Almeno io mi sento così.
Mi sento una foglia marrone in una stagione di passaggio.
Mi sento leggero pronto per farmi trasportare dal vento verso luoghi indefiniti.
Mi sento indifferente rispetto al flusso degli accadimenti.
Sei lì, appeso ad un ramo, sai che devi cadere, sai che il vento da qualche parte ti porterà.
Vivi per sopravvivere.
La natura insegna molto.
Dà un chiaro esempio del corso della vita.
Ogni singolo istante, ogni granello di polvere che svolazza invisibile non è altro che un grande monito a tutti gli esseri viventi dotati di capacità cognitiva.
Quella particella apparentemente insignificante può cambiare tutto nella nostra esistenza.
Che strano.
Davvero.
Ma tante volte si è presi da altro.
E succede proprio così sai: non ti accorgi più delle priorità o della gerarchia delle “importanze”.
In un solo attimo sei fregato.
Una volta mi sentivo un albero.
Un albero grande e forte.
L’albero non si sposta.
L’albero è sicuro.
Ma, illudendosi di essere, non necessariamente si “è”.
Sembra complesso, ma è così.
Alla fine mi sono svegliato ed ho capito che non sono quello che vorrei essere.
E questo è un dato di fatto.
Forse anche questa cosa delle ambizioni è un po’ una fregatura.
Forse conviene vivere un po’ come diceva Pascal nella sua scommessa.

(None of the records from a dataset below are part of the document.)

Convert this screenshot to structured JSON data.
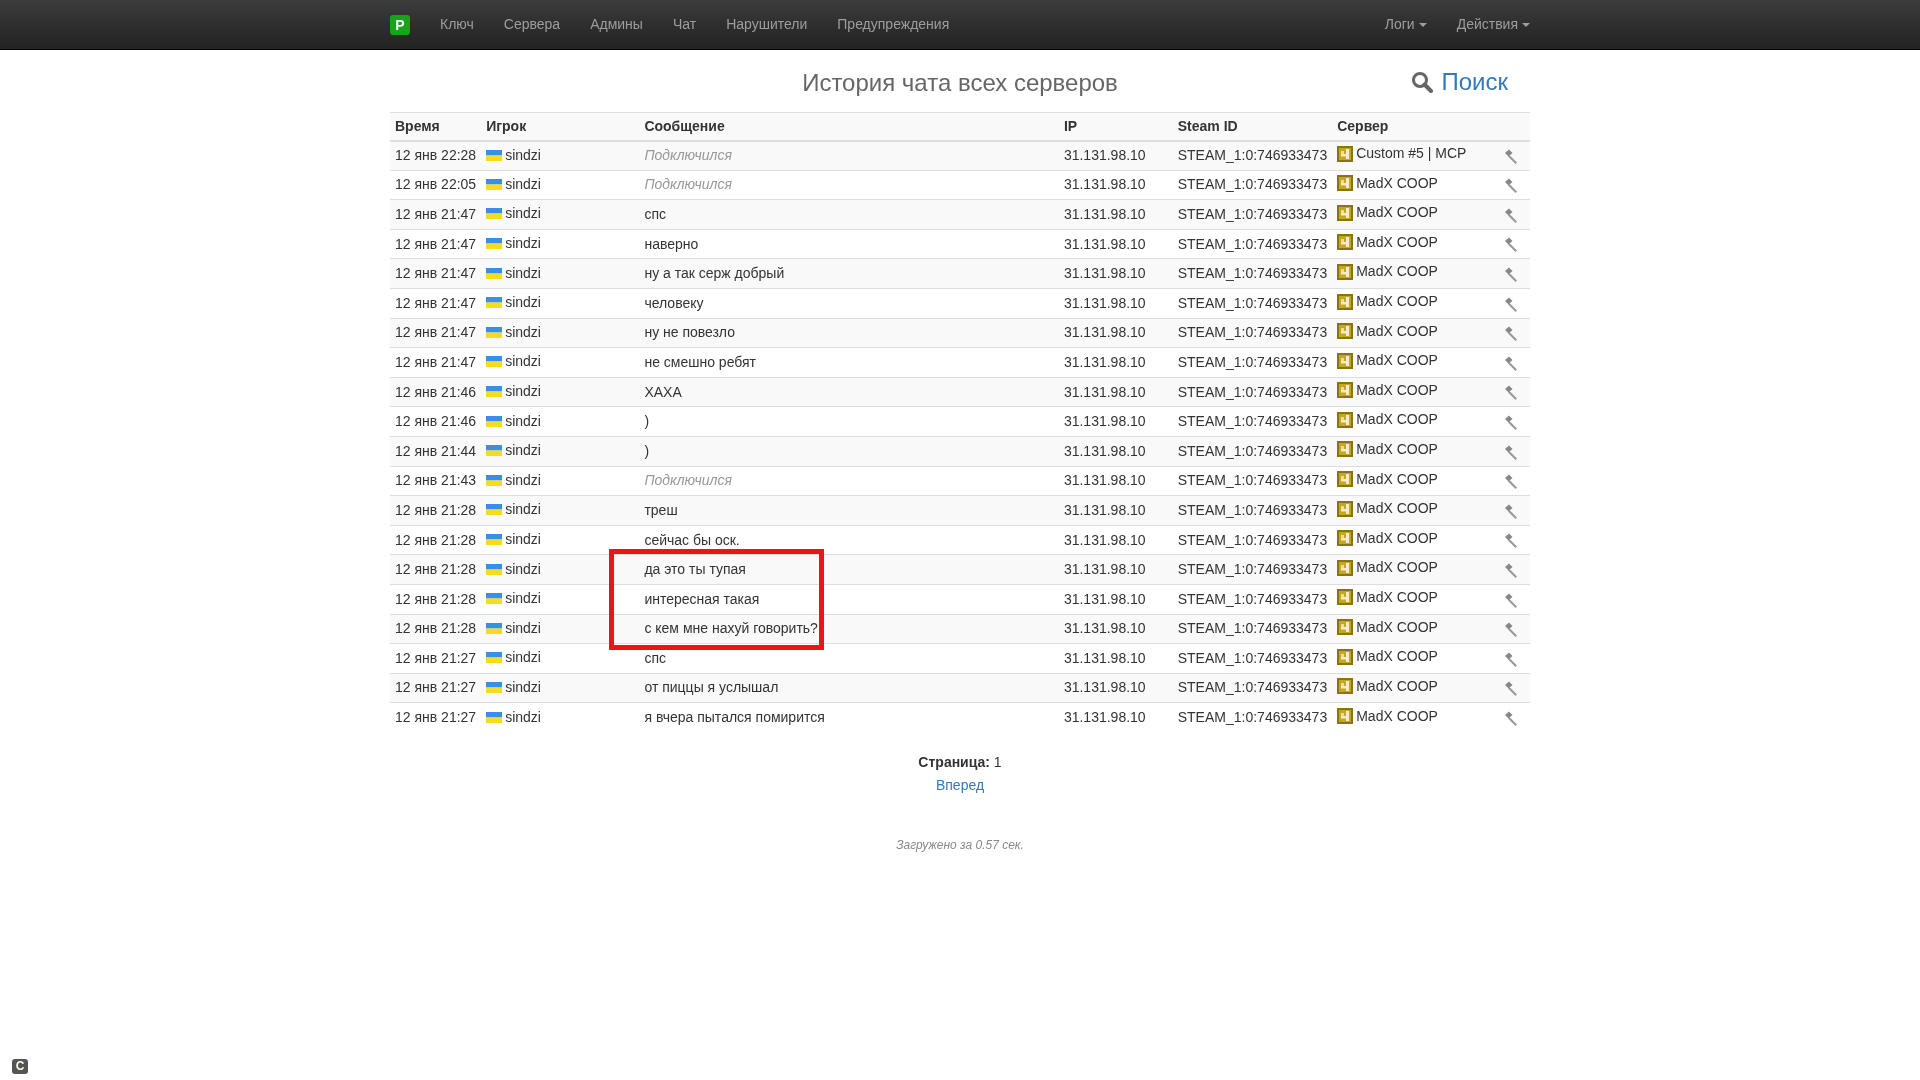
{
  "navbar": {
    "logo": "P",
    "items": [
      {
        "label": "Ключ"
      },
      {
        "label": "Сервера"
      },
      {
        "label": "Админы"
      },
      {
        "label": "Чат"
      },
      {
        "label": "Нарушители"
      },
      {
        "label": "Предупреждения"
      }
    ],
    "right_items": [
      {
        "label": "Логи"
      },
      {
        "label": "Действия"
      }
    ]
  },
  "page_title": "История чата всех серверов",
  "search_link": "Поиск",
  "table": {
    "columns": [
      "Время",
      "Игрок",
      "Сообщение",
      "IP",
      "Steam ID",
      "Сервер"
    ],
    "rows": [
      {
        "time": "12 янв 22:28",
        "player": "sindzi",
        "message": "Подключился",
        "kind": "connect",
        "ip": "31.131.98.10",
        "steam_id": "STEAM_1:0:746933473",
        "server": "Custom #5 | MCP",
        "marked": false
      },
      {
        "time": "12 янв 22:05",
        "player": "sindzi",
        "message": "Подключился",
        "kind": "connect",
        "ip": "31.131.98.10",
        "steam_id": "STEAM_1:0:746933473",
        "server": "MadX COOP",
        "marked": false
      },
      {
        "time": "12 янв 21:47",
        "player": "sindzi",
        "message": "спс",
        "kind": "chat",
        "ip": "31.131.98.10",
        "steam_id": "STEAM_1:0:746933473",
        "server": "MadX COOP",
        "marked": false
      },
      {
        "time": "12 янв 21:47",
        "player": "sindzi",
        "message": "наверно",
        "kind": "chat",
        "ip": "31.131.98.10",
        "steam_id": "STEAM_1:0:746933473",
        "server": "MadX COOP",
        "marked": false
      },
      {
        "time": "12 янв 21:47",
        "player": "sindzi",
        "message": "ну а так серж добрый",
        "kind": "chat",
        "ip": "31.131.98.10",
        "steam_id": "STEAM_1:0:746933473",
        "server": "MadX COOP",
        "marked": false
      },
      {
        "time": "12 янв 21:47",
        "player": "sindzi",
        "message": "человеку",
        "kind": "chat",
        "ip": "31.131.98.10",
        "steam_id": "STEAM_1:0:746933473",
        "server": "MadX COOP",
        "marked": false
      },
      {
        "time": "12 янв 21:47",
        "player": "sindzi",
        "message": "ну не повезло",
        "kind": "chat",
        "ip": "31.131.98.10",
        "steam_id": "STEAM_1:0:746933473",
        "server": "MadX COOP",
        "marked": false
      },
      {
        "time": "12 янв 21:47",
        "player": "sindzi",
        "message": "не смешно ребят",
        "kind": "chat",
        "ip": "31.131.98.10",
        "steam_id": "STEAM_1:0:746933473",
        "server": "MadX COOP",
        "marked": false
      },
      {
        "time": "12 янв 21:46",
        "player": "sindzi",
        "message": "ХАХА",
        "kind": "chat",
        "ip": "31.131.98.10",
        "steam_id": "STEAM_1:0:746933473",
        "server": "MadX COOP",
        "marked": false
      },
      {
        "time": "12 янв 21:46",
        "player": "sindzi",
        "message": ")",
        "kind": "chat",
        "ip": "31.131.98.10",
        "steam_id": "STEAM_1:0:746933473",
        "server": "MadX COOP",
        "marked": false
      },
      {
        "time": "12 янв 21:44",
        "player": "sindzi",
        "message": ")",
        "kind": "chat",
        "ip": "31.131.98.10",
        "steam_id": "STEAM_1:0:746933473",
        "server": "MadX COOP",
        "marked": false
      },
      {
        "time": "12 янв 21:43",
        "player": "sindzi",
        "message": "Подключился",
        "kind": "connect",
        "ip": "31.131.98.10",
        "steam_id": "STEAM_1:0:746933473",
        "server": "MadX COOP",
        "marked": false
      },
      {
        "time": "12 янв 21:28",
        "player": "sindzi",
        "message": "треш",
        "kind": "chat",
        "ip": "31.131.98.10",
        "steam_id": "STEAM_1:0:746933473",
        "server": "MadX COOP",
        "marked": false
      },
      {
        "time": "12 янв 21:28",
        "player": "sindzi",
        "message": "сейчас бы оск.",
        "kind": "chat",
        "ip": "31.131.98.10",
        "steam_id": "STEAM_1:0:746933473",
        "server": "MadX COOP",
        "marked": false
      },
      {
        "time": "12 янв 21:28",
        "player": "sindzi",
        "message": "да это ты тупая",
        "kind": "chat",
        "ip": "31.131.98.10",
        "steam_id": "STEAM_1:0:746933473",
        "server": "MadX COOP",
        "marked": true
      },
      {
        "time": "12 янв 21:28",
        "player": "sindzi",
        "message": "интересная такая",
        "kind": "chat",
        "ip": "31.131.98.10",
        "steam_id": "STEAM_1:0:746933473",
        "server": "MadX COOP",
        "marked": true
      },
      {
        "time": "12 янв 21:28",
        "player": "sindzi",
        "message": "с кем мне нахуй говорить?",
        "kind": "chat",
        "ip": "31.131.98.10",
        "steam_id": "STEAM_1:0:746933473",
        "server": "MadX COOP",
        "marked": true
      },
      {
        "time": "12 янв 21:27",
        "player": "sindzi",
        "message": "спс",
        "kind": "chat",
        "ip": "31.131.98.10",
        "steam_id": "STEAM_1:0:746933473",
        "server": "MadX COOP",
        "marked": false
      },
      {
        "time": "12 янв 21:27",
        "player": "sindzi",
        "message": "от пиццы я услышал",
        "kind": "chat",
        "ip": "31.131.98.10",
        "steam_id": "STEAM_1:0:746933473",
        "server": "MadX COOP",
        "marked": false
      },
      {
        "time": "12 янв 21:27",
        "player": "sindzi",
        "message": "я вчера пытался помирится",
        "kind": "chat",
        "ip": "31.131.98.10",
        "steam_id": "STEAM_1:0:746933473",
        "server": "MadX COOP",
        "marked": false
      }
    ]
  },
  "pagination": {
    "label": "Страница:",
    "page": "1",
    "next": "Вперед"
  },
  "footer": "Загружено за 0.57 сек.",
  "corner_badge": "C"
}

Scegliere sempre il male minore.
Sicuramente è il modo più cauto.
Meglio cadere dalla terrazza del primo piano che dall’attico del più grande grattacielo.
Ci sono più speranze di vita.
Che strana questa vita.
Uno sguardo sbagliato, una risposta sommaria, un piccolo problema irrisolto pian piano cominciano a cozzare fra di loro, aumentano di volume e diventano ingestibili.
Viglio fare un blues del poeta inglese Wystan Auden:
“Fermate tutti gli orologi
isolate il telefono
fate tacere il cane con un osso succulento.
Chiudete i pianoforti
e tra un rullio smorzato,
portate fuori il feretro.
Si accostino i dolenti.
Incrocino aeroplani, lamentosi, lassù
e scrivano sul cielo il messaggio:
L’Amore è morto.
Allacciate nastri di crespo
al collo bianco dei piccioni.
I vigili si mettano
guanti di tela nera.
Lei era il mio nord, il mio sud,
il mio est e ovest,
la mia settimana di lavoro
e il mio riposo la domenica,
il mio mezzodì, la mezzanotte,
la mia lingua, il mio canto.
Pensavo che l'amore fosse eterno
e avevo torto.
Non servono più le stelle,
spegnetele anche tutte,
imballate la luna,
smontate pure il sole,
svuotatemi l'oceano e sradicate il bosco
perché ormai più nulla può giovare.”
Tante verità in poche righe.
Ma sono solo tante parole che sprecano il tempo di chi scrive e di chi legge.
Però in realtà quando uno ormai non da più senso al tempo può permettersi di perdere tempo.
Le parole sono accozzaglie di lettere che non saranno mai in grado di esprimere l’entità dei sentimenti.
Le parole, su questo argomento, non sono mai precise.
Ed anche questa è una bella fregatura
Non c’è un capo ne una fine in questo lungo discorso.
Ci sono solo sensazioni ed idee confuse e rinfuse.
Sono messe lì.
Sono uno stimolo.
Sono forse semplicemente quello che devono essere.